Potential Commercial Applications
Potential commercial applications of this technology include software development tools, performance monitoring systems, and cloud computing platforms.
Possible Prior Art
One possible prior art could be existing tools or methods used for performance profiling and analysis in parallel processing systems.
What are the specific tasks or applications where this technology can be most beneficial?
This technology can be most beneficial in applications where parallel processing is crucial, such as high-performance computing, real-time systems, and distributed computing.
How does this technology compare to existing methods for measuring causal relationships between tasks in parallel processing systems?

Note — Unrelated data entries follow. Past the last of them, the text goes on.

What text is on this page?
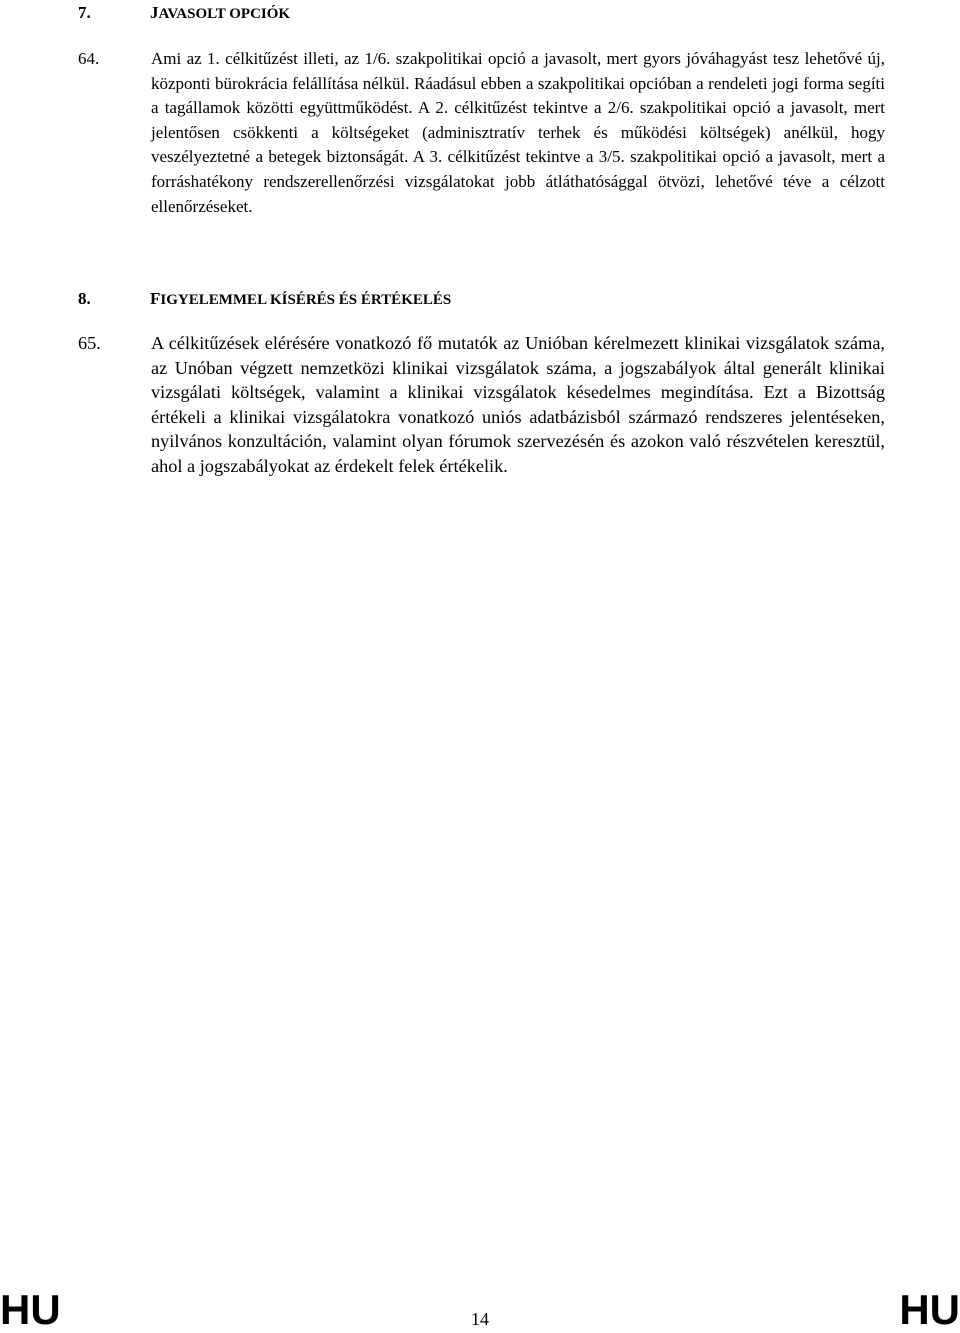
7.	JAVASOLT OPCIÓK
64.	Ami az 1. célkitűzést illeti, az 1/6. szakpolitikai opció a javasolt, mert gyors jóváhagyást tesz lehetővé új, központi bürokrácia felállítása nélkül. Ráadásul ebben a szakpolitikai opcióban a rendeleti jogi forma segíti a tagállamok közötti együttműködést. A 2. célkitűzést tekintve a 2/6. szakpolitikai opció a javasolt, mert jelentősen csökkenti a költségeket (adminisztratív terhek és működési költségek) anélkül, hogy veszélyeztetné a betegek biztonságát. A 3. célkitűzést tekintve a 3/5. szakpolitikai opció a javasolt, mert a forráshatékony rendszerellenőrzési vizsgálatokat jobb átláthatósággal ötvözi, lehetővé téve a célzott ellenőrzéseket.
8.	FIGYELEMMEL KÍSÉRÉS ÉS ÉRTÉKELÉS
65.	A célkitűzések elérésére vonatkozó fő mutatók az Unióban kérelmezett klinikai vizsgálatok száma, az Unóban végzett nemzetközi klinikai vizsgálatok száma, a jogszabályok által generált klinikai vizsgálati költségek, valamint a klinikai vizsgálatok késedelmes megindítása. Ezt a Bizottság értékeli a klinikai vizsgálatokra vonatkozó uniós adatbázisból származó rendszeres jelentéseken, nyilvános konzultáción, valamint olyan fórumok szervezésén és azokon való részvételen keresztül, ahol a jogszabályokat az érdekelt felek értékelik.
HU	14	HU
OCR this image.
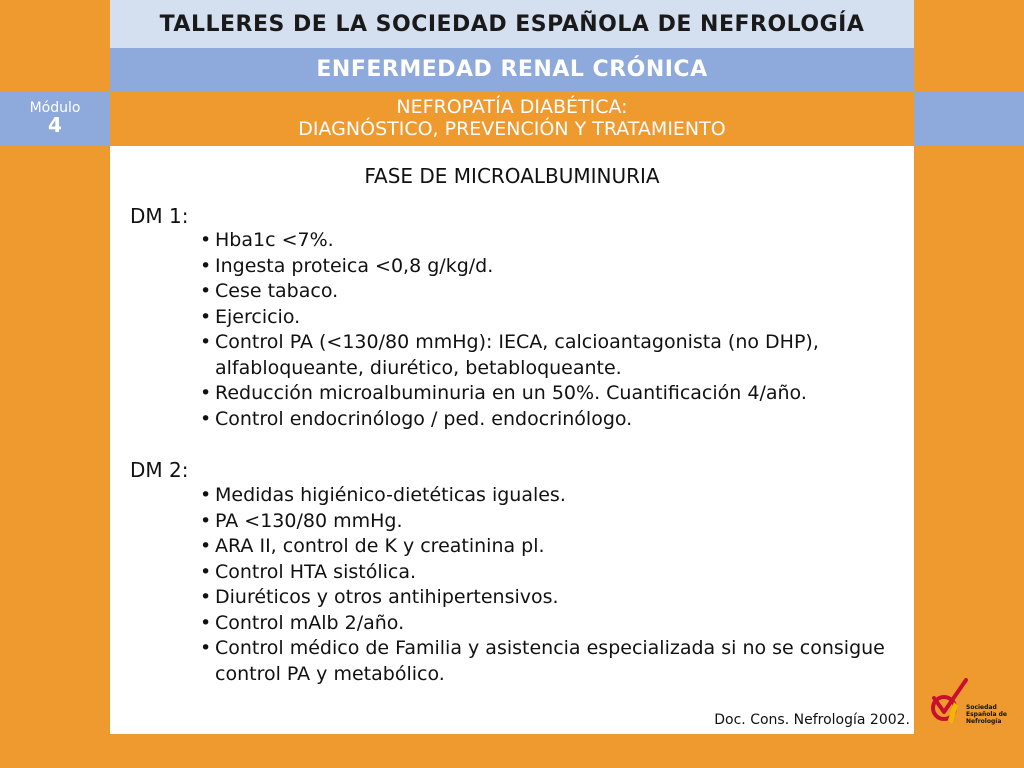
TALLERES DE LA SOCIEDAD ESPAÑOLA DE NEFROLOGÍA
ENFERMEDAD RENAL CRÓNICA
Módulo
4
NEFROPATÍA DIABÉTICA:
DIAGNÓSTICO, PREVENCIÓN Y TRATAMIENTO
FASE DE MICROALBUMINURIA
DM 1:
• Hba1c <7%.
• Ingesta proteica <0,8 g/kg/d.
• Cese tabaco.
• Ejercicio.
• Control PA (<130/80 mmHg): IECA, calcioantagonista (no DHP), alfabloqueante, diurético, betabloqueante.
• Reducción microalbuminuria en un 50%. Cuantificación 4/año.
• Control endocrinólogo / ped. endocrinólogo.
DM 2:
• Medidas higiénico-dietéticas iguales.
• PA <130/80 mmHg.
• ARA II, control de K y creatinina pl.
• Control HTA sistólica.
• Diuréticos y otros antihipertensivos.
• Control mAlb 2/año.
• Control médico de Familia y asistencia especializada si no se consigue control PA y metabólico.
Doc. Cons. Nefrología 2002.
Sociedad
Española de
Nefrología
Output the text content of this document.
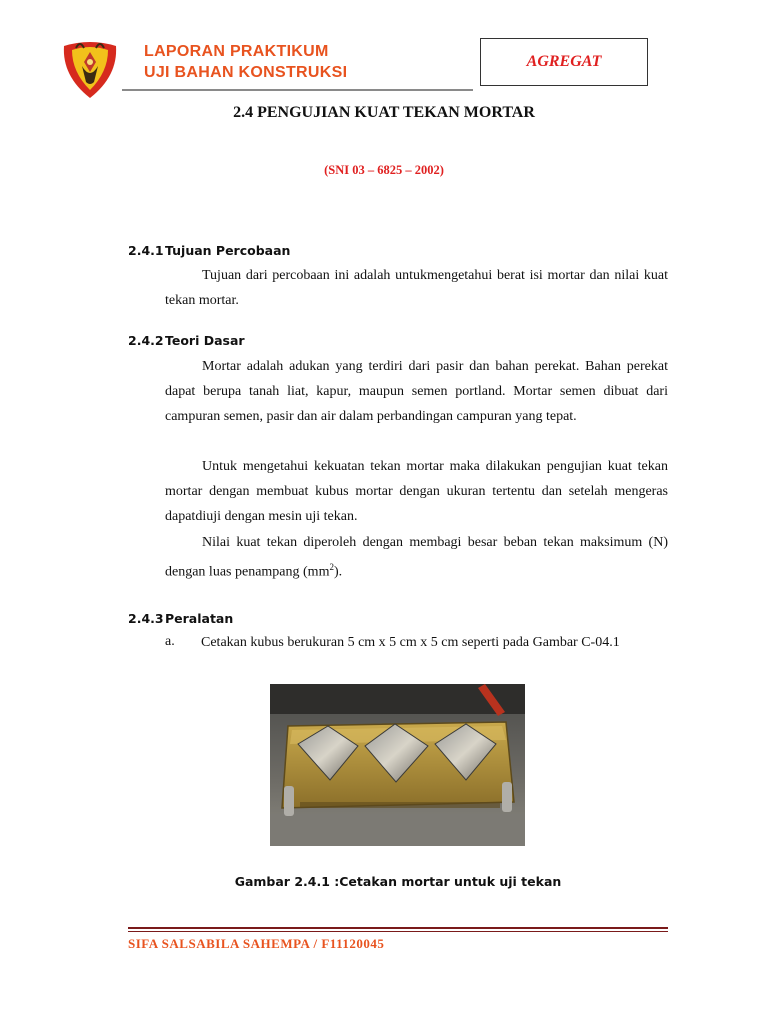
LAPORAN PRAKTIKUM
UJI BAHAN KONSTRUKSI
AGREGAT
2.4 PENGUJIAN KUAT TEKAN MORTAR
(SNI 03 – 6825 – 2002)
2.4.1Tujuan Percobaan

Tujuan dari percobaan ini adalah untukmengetahui berat isi mortar dan nilai kuat tekan mortar.

2.4.2Teori Dasar

Mortar adalah adukan yang terdiri dari pasir dan bahan perekat. Bahan perekat dapat berupa tanah liat, kapur, maupun semen portland. Mortar semen dibuat dari campuran semen, pasir dan air dalam perbandingan campuran yang tepat.

Untuk mengetahui kekuatan tekan mortar maka dilakukan pengujian kuat tekan mortar dengan membuat kubus mortar dengan ukuran tertentu dan setelah mengeras dapatdiuji dengan mesin uji tekan.

Nilai kuat tekan diperoleh dengan membagi besar beban tekan maksimum (N) dengan luas penampang $(mm^2)$.

2.4.3Peralatan
a. Cetakan kubus berukuran 5 cm x 5 cm x 5 cm seperti pada Gambar C-04.1

Gambar 2.4.1 :Cetakan mortar untuk uji tekan
SIFA SALSABILA SAHEMPA / F11120045
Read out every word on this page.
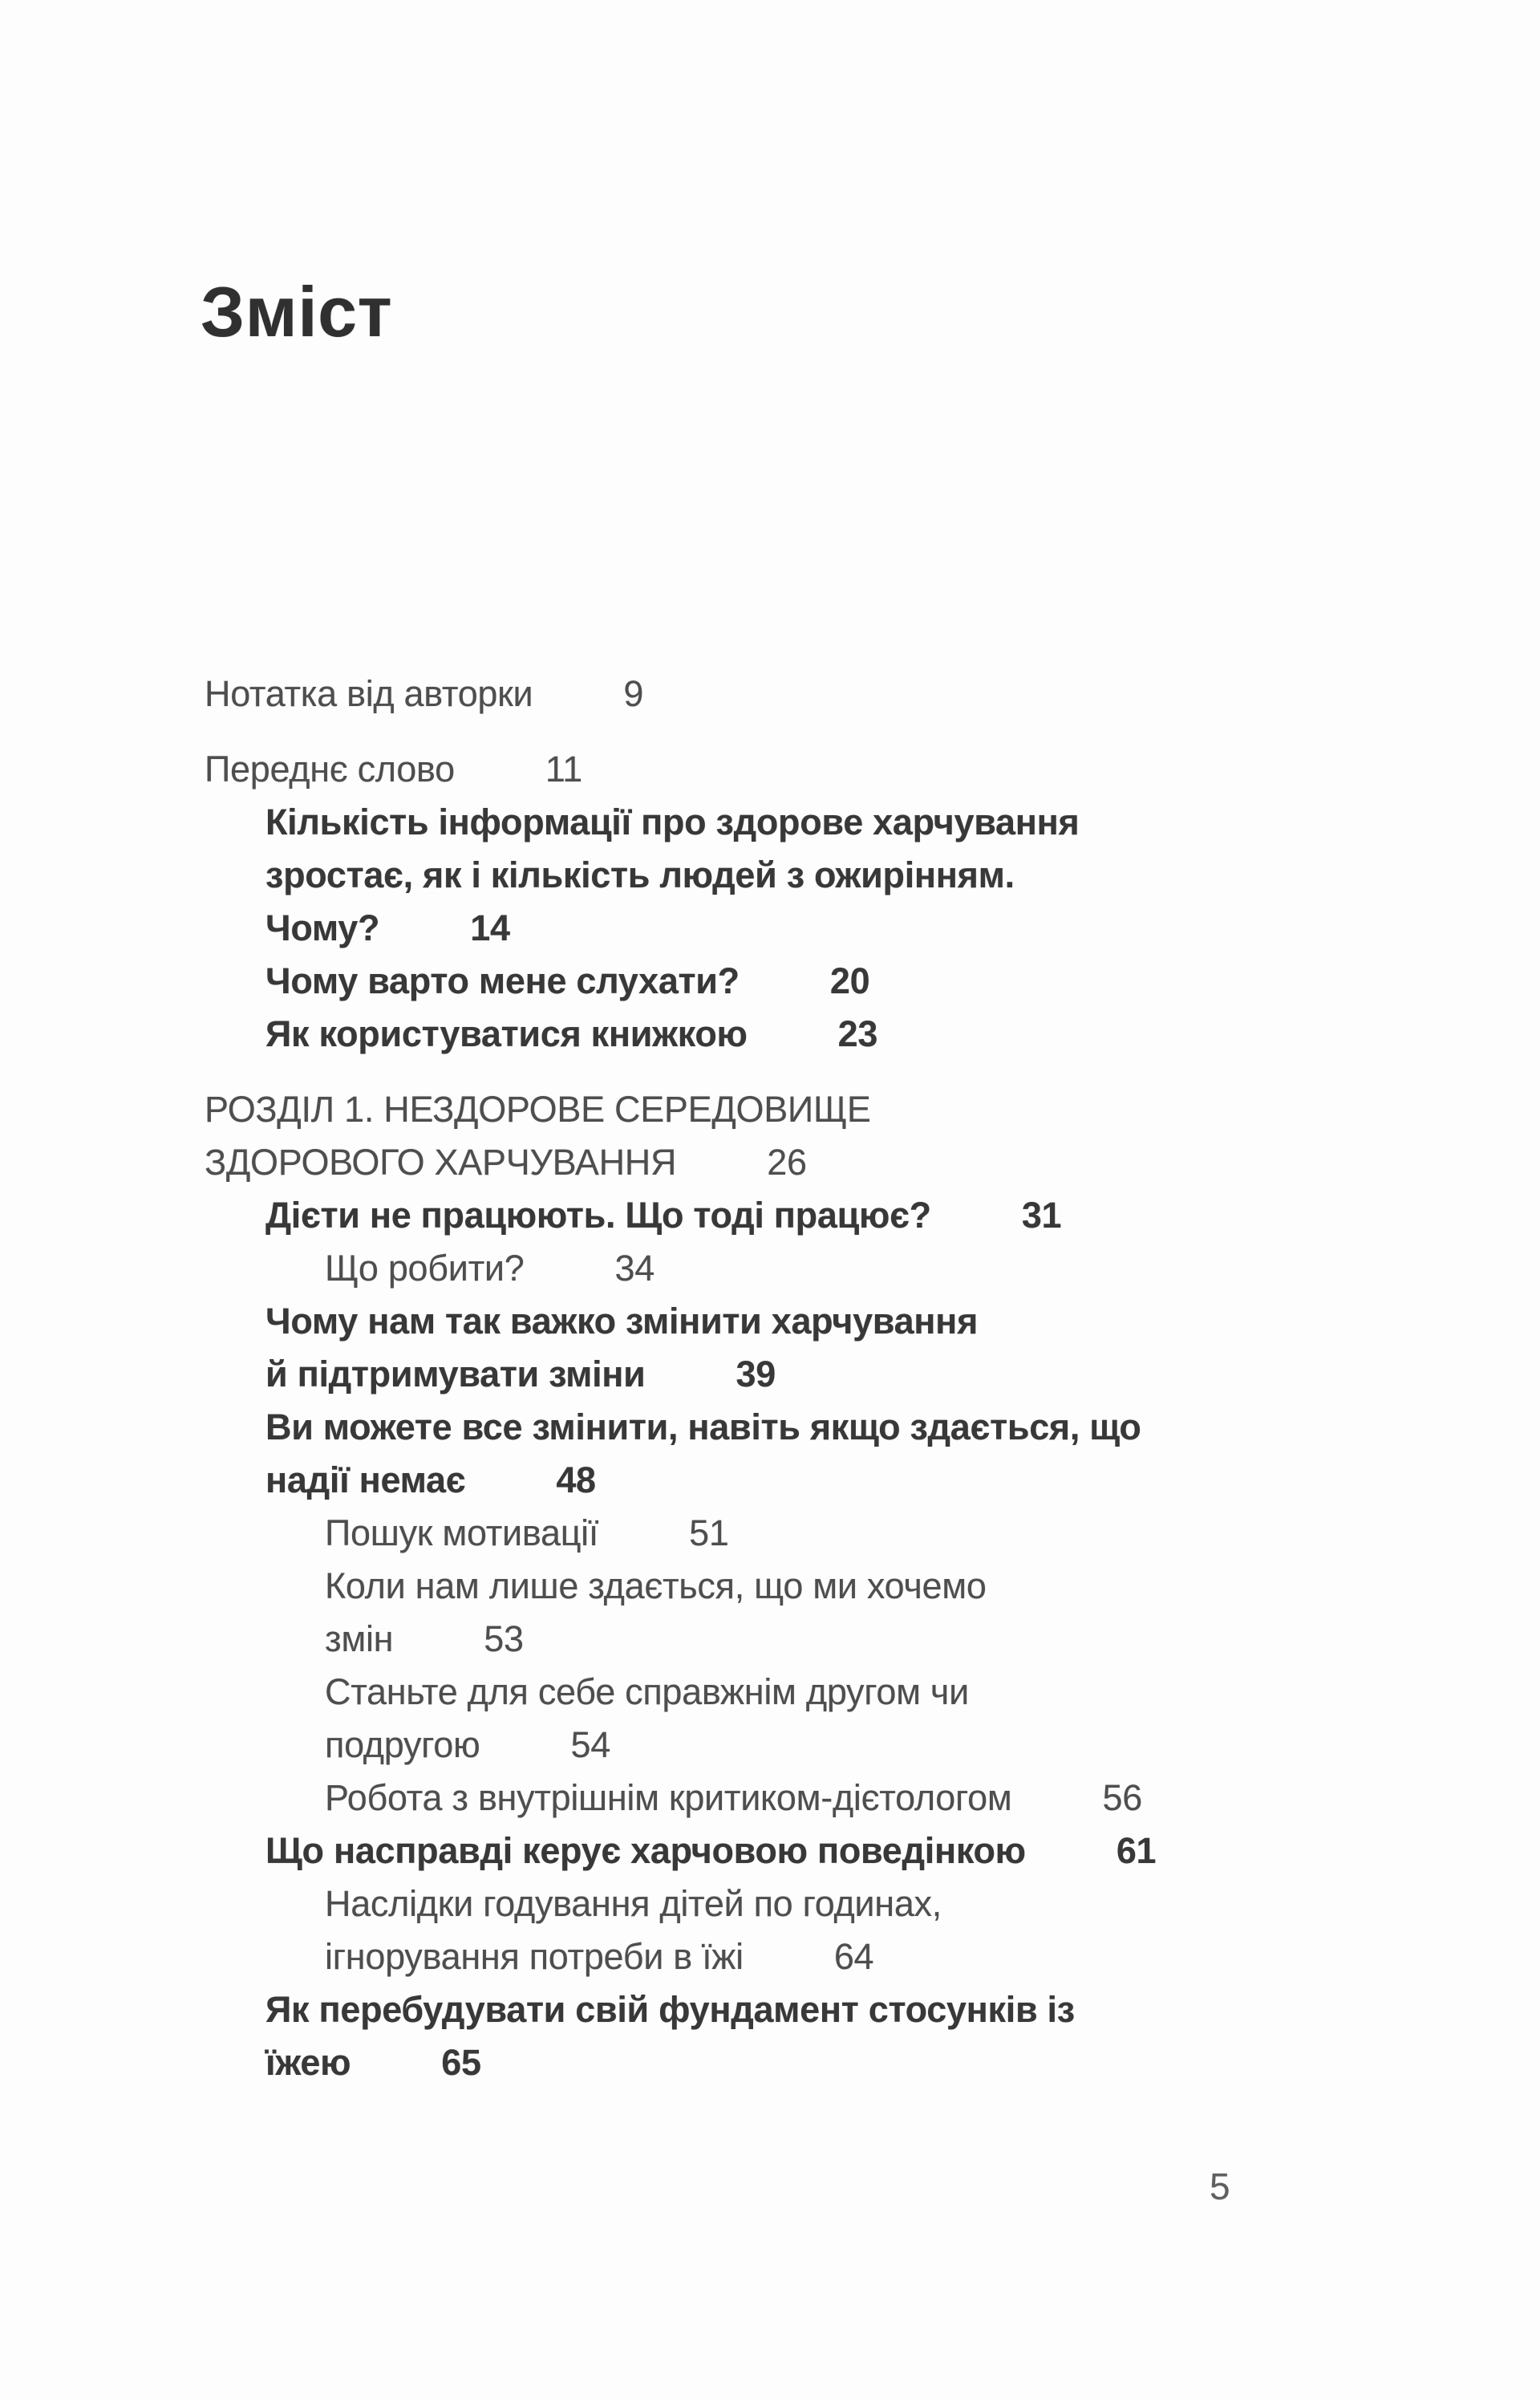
Зміст
Нотатка від авторки	9
Переднє слово	11
Кількість інформації про здорове харчування
зростає, як і кількість людей з ожирінням.
Чому?	14
Чому варто мене слухати?	20
Як користуватися книжкою	23
РОЗДІЛ 1. НЕЗДОРОВЕ СЕРЕДОВИЩЕ
ЗДОРОВОГО ХАРЧУВАННЯ	26
Дієти не працюють. Що тоді працює?	31
Що робити?	34
Чому нам так важко змінити харчування
й підтримувати зміни	39
Ви можете все змінити, навіть якщо здається, що
надії немає	48
Пошук мотивації	51
Коли нам лише здається, що ми хочемо
змін	53
Станьте для себе справжнім другом чи
подругою	54
Робота з внутрішнім критиком-дієтологом	56
Що насправді керує харчовою поведінкою	61
Наслідки годування дітей по годинах,
ігнорування потреби в їжі	64
Як перебудувати свій фундамент стосунків із
їжею	65
5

Existing methods for measuring causal relationships may rely on manual analysis or limited instrumentation points, whereas this technology automates the process and provides a more comprehensive approach to measuring causal relationships between tasks.
Original Abstract Submitted
an electronic device includes: one or more processors; a memory storing instructions configured to cause the one or more processors to: install instrumentation points in respective tasks of an application, the instrumentation points including a source instrumentation point installed in a source task and a target instrumentation point installed in a target task, wherein the source task and the target task are configured to execute in parallel on the one or more processors, and wherein each task includes a respective sequence of instructions executable by the one or more processors, and determine a measure of a causal relationship between the source instrumentation point and the target instrumentation point based on observation of a delay in the target instrumentation point induced by a delay amount generated by the source instrumentation point.